O zamanın görgü tanıkları, Luanda sokaklarında, bağımsızlık gecesinde sevinç ve korkunun birbirine karıştığını, “neşenin yanı sıra uzaktan topçu seslerinin de duyulduğunu” anımsıyor. Güney Afrika uçakları ülkenin güneyi üzerinde uçarken, Küba zırhlılarından oluşan sütunlar Catete yolu boyunca ilerledi.
Elli yıl sonra 1975’te verilen söz hala eksik. Aktivist Sizaltina Cutaia’ya göre bağımsızlık, “savaşanların kendilerinden mahrum bırakılan vatandaşlıklarını ve insanlıklarını gerçekleştirmek istedikleri bir araçtı”. Ancak ülkenin bu sözü yerine getirmediğini düşünüyor.
“Özgür doğmuş olan bizler, bağımsız bir ulusun belirli sınırlamalara sahip olmaması gerektiğini düşünüyorduk. Angola’nın sahip olduğu tarımsal potansiyel ve doğal kaynaklar göz önüne alındığında, halkı beslemek için hala ithalata bağımlı olmamız anlaşılmaz. Elli yıl sonra artık gıda egemenliğinden bahsetmemeliyiz.”
Portekizli araştırmacı Vasco Martins’e göre 11 Kasım 1975 gecesini anlamak, onun iki yüzünü tanımayı gerektiriyor: kurtuluş ve şiddet.
“1975’in vaatleri özgürleşme ve sömürgeci sömürünün sona ermesine ilişkin vaatlerdi ve bu anlamda yerine getirildiler ve Angolalılar kendi kaderlerini belirlemeye başladılar”, diye gözlemliyor. “Fakat 11 Kasım’ın sadece bir parti değil, aynı zamanda bir korku olduğunu da unutmamalıyız. Agostinho Neto’nun konuşması arka planda bomba sesleriyle duyulduAngola kuzeyden FNLA tarafından, güneyden ise Güney Afrika güçleri tarafından işgal edildi. Savaştan doğan bir ülkeydi” diye ekliyor.
Yarım yüzyıl sonra Angola siyasi hafızası araştırmacısı, bu belirsizliğin ulusal kimliğe damgasını vurmaya devam ettiğini düşünüyor.

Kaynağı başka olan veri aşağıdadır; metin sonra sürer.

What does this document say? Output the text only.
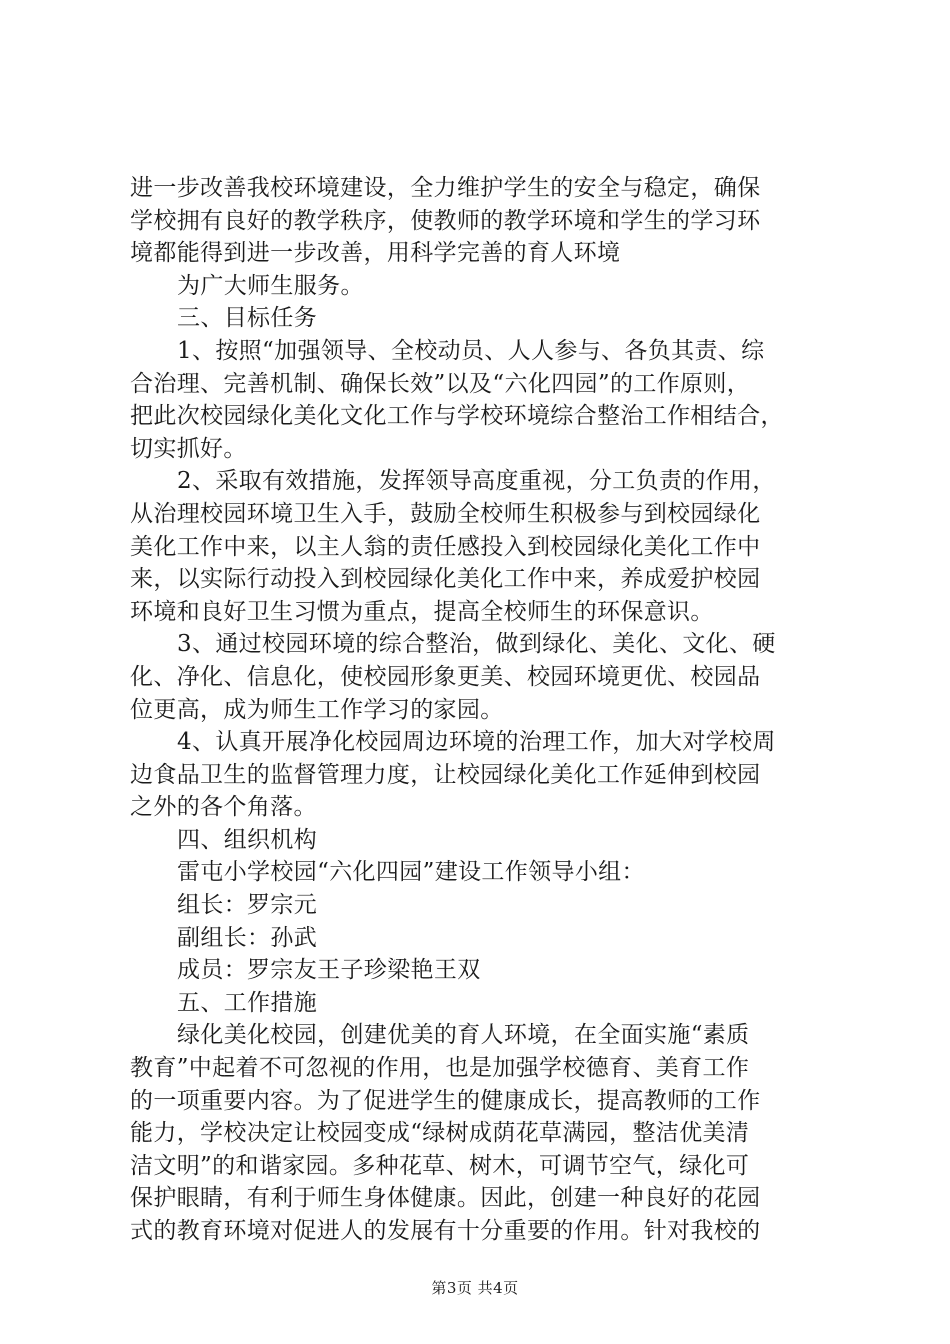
进一步改善我校环境建设，全力维护学生的安全与稳定，确保
学校拥有良好的教学秩序，使教师的教学环境和学生的学习环
境都能得到进一步改善，用科学完善的育人环境
为广大师生服务。
三、目标任务
1、按照“加强领导、全校动员、人人参与、各负其责、综
合治理、完善机制、确保长效”以及“六化四园”的工作原则，
把此次校园绿化美化文化工作与学校环境综合整治工作相结合，
切实抓好。
2、采取有效措施，发挥领导高度重视，分工负责的作用，
从治理校园环境卫生入手，鼓励全校师生积极参与到校园绿化
美化工作中来，以主人翁的责任感投入到校园绿化美化工作中
来，以实际行动投入到校园绿化美化工作中来，养成爱护校园
环境和良好卫生习惯为重点，提高全校师生的环保意识。
3、通过校园环境的综合整治，做到绿化、美化、文化、硬
化、净化、信息化，使校园形象更美、校园环境更优、校园品
位更高，成为师生工作学习的家园。
4、认真开展净化校园周边环境的治理工作，加大对学校周
边食品卫生的监督管理力度，让校园绿化美化工作延伸到校园
之外的各个角落。
四、组织机构
雷屯小学校园“六化四园”建设工作领导小组：
组长：罗宗元
副组长：孙武
成员：罗宗友王子珍梁艳王双
五、工作措施
绿化美化校园，创建优美的育人环境，在全面实施“素质
教育”中起着不可忽视的作用，也是加强学校德育、美育工作
的一项重要内容。为了促进学生的健康成长，提高教师的工作
能力，学校决定让校园变成“绿树成荫花草满园，整洁优美清
洁文明”的和谐家园。多种花草、树木，可调节空气，绿化可
保护眼睛，有利于师生身体健康。因此，创建一种良好的花园
式的教育环境对促进人的发展有十分重要的作用。针对我校的
第3页 共4页
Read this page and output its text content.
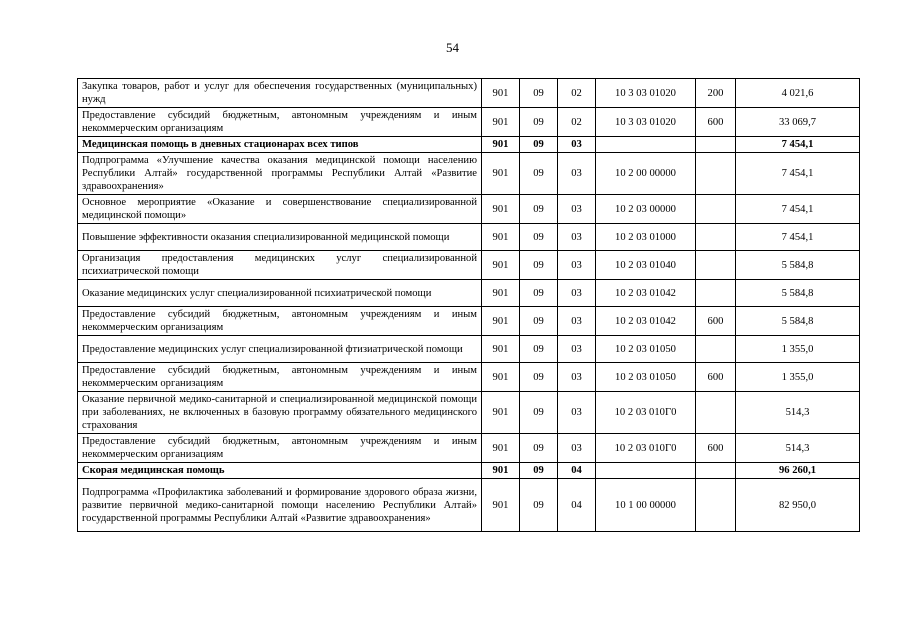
54
Закупка товаров, работ и услуг для обеспечения государственных (муниципальных) нужд	901	09	02	10 3 03 01020	200	4 021,6
Предоставление субсидий бюджетным, автономным учреждениям и иным некоммерческим организациям	901	09	02	10 3 03 01020	600	33 069,7
Медицинская помощь в дневных стационарах всех типов	901	09	03			7 454,1
Подпрограмма «Улучшение качества оказания медицинской помощи населению Республики Алтай» государственной программы Республики Алтай «Развитие здравоохранения»	901	09	03	10 2 00 00000		7 454,1
Основное мероприятие «Оказание и совершенствование специализированной медицинской помощи»	901	09	03	10 2 03 00000		7 454,1
Повышение эффективности оказания специализированной медицинской помощи	901	09	03	10 2 03 01000		7 454,1
Организация предоставления медицинских услуг специализированной психиатрической помощи	901	09	03	10 2 03 01040		5 584,8
Оказание медицинских услуг специализированной психиатрической помощи	901	09	03	10 2 03 01042		5 584,8
Предоставление субсидий бюджетным, автономным учреждениям и иным некоммерческим организациям	901	09	03	10 2 03 01042	600	5 584,8
Предоставление медицинских услуг специализированной фтизиатрической помощи	901	09	03	10 2 03 01050		1 355,0
Предоставление субсидий бюджетным, автономным учреждениям и иным некоммерческим организациям	901	09	03	10 2 03 01050	600	1 355,0
Оказание первичной медико-санитарной и специализированной медицинской помощи при заболеваниях, не включенных в базовую программу обязательного медицинского страхования	901	09	03	10 2 03 010Г0		514,3
Предоставление субсидий бюджетным, автономным учреждениям и иным некоммерческим организациям	901	09	03	10 2 03 010Г0	600	514,3
Скорая медицинская помощь	901	09	04			96 260,1
Подпрограмма «Профилактика заболеваний и формирование здорового образа жизни, развитие первичной медико-санитарной помощи населению Республики Алтай» государственной программы Республики Алтай «Развитие здравоохранения»	901	09	04	10 1 00 00000		82 950,0
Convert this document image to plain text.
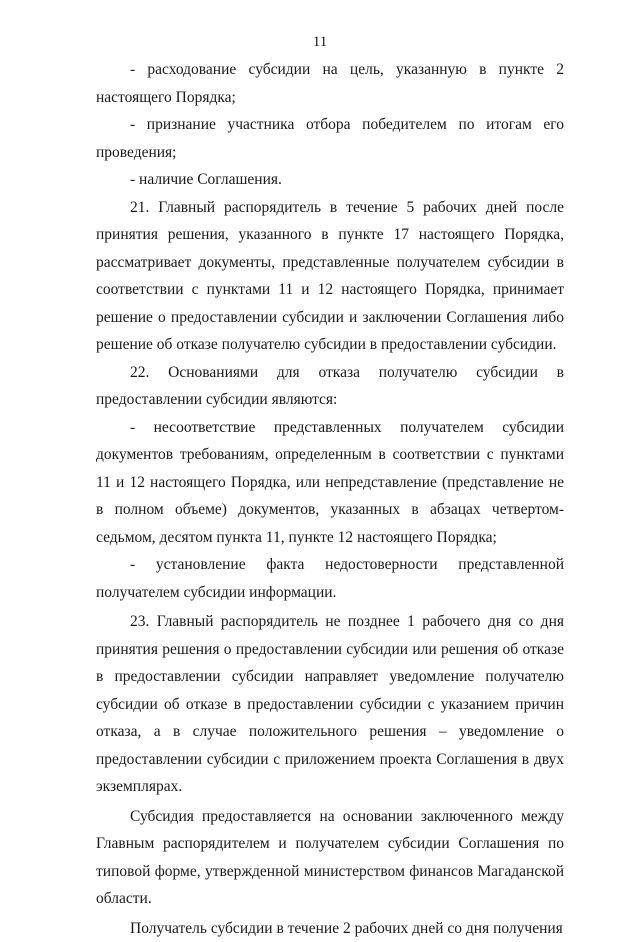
11

- расходование субсидии на цель, указанную в пункте 2 настоящего Порядка;

- признание участника отбора победителем по итогам его проведения;

- наличие Соглашения.

21. Главный распорядитель в течение 5 рабочих дней после принятия решения, указанного в пункте 17 настоящего Порядка, рассматривает документы, представленные получателем субсидии в соответствии с пунктами 11 и 12 настоящего Порядка, принимает решение о предоставлении субсидии и заключении Соглашения либо решение об отказе получателю субсидии в предоставлении субсидии.

22. Основаниями для отказа получателю субсидии в предоставлении субсидии являются:

- несоответствие представленных получателем субсидии документов требованиям, определенным в соответствии с пунктами 11 и 12 настоящего Порядка, или непредставление (представление не в полном объеме) документов, указанных в абзацах четвертом-седьмом, десятом пункта 11, пункте 12 настоящего Порядка;

- установление факта недостоверности представленной получателем субсидии информации.

23. Главный распорядитель не позднее 1 рабочего дня со дня принятия решения о предоставлении субсидии или решения об отказе в предоставлении субсидии направляет уведомление получателю субсидии об отказе в предоставлении субсидии с указанием причин отказа, а в случае положительного решения – уведомление о предоставлении субсидии с приложением проекта Соглашения в двух экземплярах.

Субсидия предоставляется на основании заключенного между Главным распорядителем и получателем субсидии Соглашения по типовой форме, утвержденной министерством финансов Магаданской области.

Получатель субсидии в течение 2 рабочих дней со дня получения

“Bağımsızlık, yeni bir iç yönetim biçiminin başlangıç noktasıydı ve resmi bir iktidar hafızasının inşası için” diyor. “MPLA, kurtuluş ve daha sonra yeniden yapılanma anlatısını ‘ikinci bir kurtuluş mücadelesine’ dönüştürdü. Partiyi ülkenin hayatta kalmasıyla ilişkilendiren bu tarihsel okuma, Angola’nın geçmişe bakışını ve bugününü anlama biçimini şekillendirdi.”
Hafıza ve eleştiri arasında bağımsız olmanın ne anlama geldiğine dair düşünce devam ediyor.
Marcolino Moco, “Bağımsızlık politik bir eylemdi ama kötü başladık” diye itiraf ediyor. “Tek taraflı bağımsızlıktı, 27 yıllık bir savaşın kaynağıydı. Ve savaşın sonunda özgür ve adil seçim fikrine geri döndük ama birbirini asla anlamayan kahramanlarla. Bugün kendini yönetebilecek tek parti olarak sunan bir partimiz var. Tüm dönüşüm mekanizmalarını bloke etti. Dönüşümden bahsederken demokratik bir ülkede doğal bir hakkı kullanmaktan değil, MPLA’yı devirmekten bahsediyorlar.”